= Dry carpet cleaning =

Dry carpet cleaning involves the use of specialized machines to clean carpets with recently developed chemical technologies that permit no-moisture or "very low moisture" (VLM) cleaning, resulting in carpet beautification, and removal of stains, dirt, grit, sand, and allergens. Clean carpets are recognized by manufacturers as being more visually pleasing, potentially longer-lasting and probably healthier than poorly maintained carpets.

Carpet cleaning is reportedly widely misunderstood, and chemical developers have only within recent decades created new carpet care technologies. Particularly, encapsulation and other green technologies work better, are easier to use, require less training, save more time and money, and lead to less re-soiling than prior methods. Dry carpet cleaning can also aid in achieving U.S. Green Building Council Leadership in Energy and Design (LEED) certification.

==Processes==
Dry carpet cleaning systems are more accurately known as "very low moisture" (VLM) systems, relying on dry compounds complemented by application cleaning solutions, and are growing significantly in market share due in part to their very rapid drying time, a significant factor for 24-hour commercial installations. Dry-cleaning and "very low moisture" systems are also often faster and less labor-intensive than wet-extraction systems.

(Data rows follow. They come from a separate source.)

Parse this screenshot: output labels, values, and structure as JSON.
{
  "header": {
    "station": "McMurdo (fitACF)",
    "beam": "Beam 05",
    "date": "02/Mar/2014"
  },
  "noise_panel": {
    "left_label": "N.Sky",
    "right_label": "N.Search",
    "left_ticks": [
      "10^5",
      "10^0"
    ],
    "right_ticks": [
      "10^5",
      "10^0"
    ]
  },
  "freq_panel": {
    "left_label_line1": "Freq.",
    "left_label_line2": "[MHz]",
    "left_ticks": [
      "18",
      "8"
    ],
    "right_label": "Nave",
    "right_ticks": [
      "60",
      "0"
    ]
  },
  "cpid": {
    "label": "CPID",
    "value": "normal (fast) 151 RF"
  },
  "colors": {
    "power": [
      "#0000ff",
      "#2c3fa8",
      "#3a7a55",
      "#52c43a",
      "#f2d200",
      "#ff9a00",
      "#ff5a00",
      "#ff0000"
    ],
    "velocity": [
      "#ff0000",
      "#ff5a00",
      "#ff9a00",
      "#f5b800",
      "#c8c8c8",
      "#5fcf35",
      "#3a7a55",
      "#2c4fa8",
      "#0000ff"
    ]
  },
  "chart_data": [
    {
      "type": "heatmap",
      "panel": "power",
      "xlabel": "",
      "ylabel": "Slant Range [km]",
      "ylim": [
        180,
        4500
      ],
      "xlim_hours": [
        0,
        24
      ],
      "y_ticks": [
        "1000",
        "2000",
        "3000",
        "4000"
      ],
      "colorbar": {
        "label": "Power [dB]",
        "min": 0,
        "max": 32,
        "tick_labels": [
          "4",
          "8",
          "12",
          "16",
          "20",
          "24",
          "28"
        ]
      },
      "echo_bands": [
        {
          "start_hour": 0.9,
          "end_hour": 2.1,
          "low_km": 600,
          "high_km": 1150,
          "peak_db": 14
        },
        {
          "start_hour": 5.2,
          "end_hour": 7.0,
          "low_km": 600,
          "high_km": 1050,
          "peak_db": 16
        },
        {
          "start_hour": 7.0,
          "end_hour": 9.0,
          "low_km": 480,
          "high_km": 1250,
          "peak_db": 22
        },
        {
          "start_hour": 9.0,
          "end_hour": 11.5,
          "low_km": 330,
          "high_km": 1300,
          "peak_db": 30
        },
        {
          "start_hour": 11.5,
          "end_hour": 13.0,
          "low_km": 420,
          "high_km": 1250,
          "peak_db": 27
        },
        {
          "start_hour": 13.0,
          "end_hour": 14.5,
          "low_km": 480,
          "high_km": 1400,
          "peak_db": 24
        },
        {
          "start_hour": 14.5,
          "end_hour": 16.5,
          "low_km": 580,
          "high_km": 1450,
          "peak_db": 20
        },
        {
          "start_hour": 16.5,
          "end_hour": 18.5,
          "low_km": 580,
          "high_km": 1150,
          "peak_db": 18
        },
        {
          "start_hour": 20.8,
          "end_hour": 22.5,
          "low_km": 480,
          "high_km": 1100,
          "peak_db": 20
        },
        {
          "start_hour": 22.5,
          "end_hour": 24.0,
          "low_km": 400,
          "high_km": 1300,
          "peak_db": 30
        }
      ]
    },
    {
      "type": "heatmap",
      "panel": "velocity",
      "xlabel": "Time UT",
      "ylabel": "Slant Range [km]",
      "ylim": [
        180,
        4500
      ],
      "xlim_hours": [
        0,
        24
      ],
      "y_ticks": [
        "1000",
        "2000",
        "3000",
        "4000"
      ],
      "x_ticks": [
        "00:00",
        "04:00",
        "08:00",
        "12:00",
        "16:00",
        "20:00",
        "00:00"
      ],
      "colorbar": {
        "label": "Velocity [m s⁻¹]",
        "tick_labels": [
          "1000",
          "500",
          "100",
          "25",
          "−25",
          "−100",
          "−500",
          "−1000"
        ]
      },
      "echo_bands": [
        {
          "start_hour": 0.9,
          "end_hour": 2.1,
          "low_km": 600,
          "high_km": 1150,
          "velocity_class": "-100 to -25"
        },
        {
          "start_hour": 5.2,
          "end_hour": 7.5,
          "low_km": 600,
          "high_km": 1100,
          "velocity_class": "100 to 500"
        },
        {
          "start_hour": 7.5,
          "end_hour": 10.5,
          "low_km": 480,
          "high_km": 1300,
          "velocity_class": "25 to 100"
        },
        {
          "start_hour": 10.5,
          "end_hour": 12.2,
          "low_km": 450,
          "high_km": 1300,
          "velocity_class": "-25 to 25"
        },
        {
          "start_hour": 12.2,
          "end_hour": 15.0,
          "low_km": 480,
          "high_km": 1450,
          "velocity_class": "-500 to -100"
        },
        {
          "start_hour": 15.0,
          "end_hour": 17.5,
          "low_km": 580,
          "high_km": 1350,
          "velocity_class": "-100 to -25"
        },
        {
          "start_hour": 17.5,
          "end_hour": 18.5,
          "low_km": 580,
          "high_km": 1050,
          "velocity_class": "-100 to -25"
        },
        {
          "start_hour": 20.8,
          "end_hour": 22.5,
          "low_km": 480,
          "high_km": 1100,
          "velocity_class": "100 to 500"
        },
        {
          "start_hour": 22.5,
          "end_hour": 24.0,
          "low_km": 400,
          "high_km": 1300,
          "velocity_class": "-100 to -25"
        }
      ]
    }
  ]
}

Pre-treatments, pre-conditioners, or "traffic-lane cleaners", which are detergents or emulsifiers that break the binding of soils to carpet fibers over a short period of time, are commonly sprayed onto carpet prior to the primary use of the dry-cleaning system. One chemical dissolves the greasy films that bind soils and prevent effective soil removal by vacuuming. The solution may add a solvent like d-limonene, petroleum byproducts, glycol ethers, or butyl agents. The amount of time the pretreatment "dwells" in the carpet should be less than 15 minutes, due to the thorough carpet brushing common to these "very low moisture" systems, which provides added agitation to ensure the pretreatment works fully through the carpet.

===Dry compound===
An absorbent, 98% biodegradable cleaning compound may be spread evenly over carpet and brushed or scrubbed in. For small areas, a household hand brush can work such a compound into carpet pile; dirt and grime is attracted to the compound, which is then vacuumed off, leaving carpet immediately clean and dry. For commercial applications, a specially designed cylindrical counter-rotating brushing system is used, without a vacuum cleaner. Machine scrubbing is more typical, in that hand scrubbing generally cleans only the top third of carpet.

===Encapsulation===
In the 1990s, new polymers began literally encapsulating (crystallizing) soil particles into dry residues on contact, in a process now regarded by the industry as a growing, up-and-coming technology; working like "tiny sponges", the deep-cleaning compound crystals dissolve and absorb dirt prior to its removal from the carpet. Cleaning solution is applied by rotary machine, "CRB" counter rotating brush, brush applicator, or compression sprayer. Dry residue is vacuumable immediately, either separately or from a built-in unit of the cleaning system machine. According to ICS Cleaning Specialist, evidence suggests encapsulation improves carpet appearance, compared to other systems; and it is favorable in terms of high-traffic needs, operator training, equipment expense, and lack of wet residue. Encapsulation carpet cleaning also keeps carpets cleaner for longer periods of time compared to other methods. Encapsulation also avoids the drying time of carpet shampoos, making the carpet immediately available for use.

The use of encapsulation to create a crystalline residue that can be immediately vacuumed (as opposed to the dry powder residue of wet-cleaning systems, which generally requires an additional day before vacuuming) is a newer technology that has recently become an accepted method for commercial and residential carpet deep cleaning.

===Bonnet===
After cleaning product in solution is deposited onto the surface as mist, a round buffer or "bonnet" scrubs the mixture with rotating motion. This industry machine resembles a floor buffer, with an absorbent spin pad that attracts soil and is rinsed or replaced repeatedly. The bonnet method is not strictly dry-cleaning and involves short drying time, making it a solution for a deep cleaning of dirt or odor as considered suitable for valuable carpet. To reduce pile distortion, the absorbent pad should be kept well-lubricated with cleaning solution.

===Solvent extraction===
A d-limonene based cleaner is pre-sprayed upon the carpet to be cleaned. The product is given a dwell time of 5–10 minutes. The carpet is then extracted using an acid rinse solution through a hot water extraction machine. Triple dry strokes are then performed to ensure a low dry time. While this process is not strictly dry cleaning and involves a 1-4 hour dry time, it cleans deep into the fibers.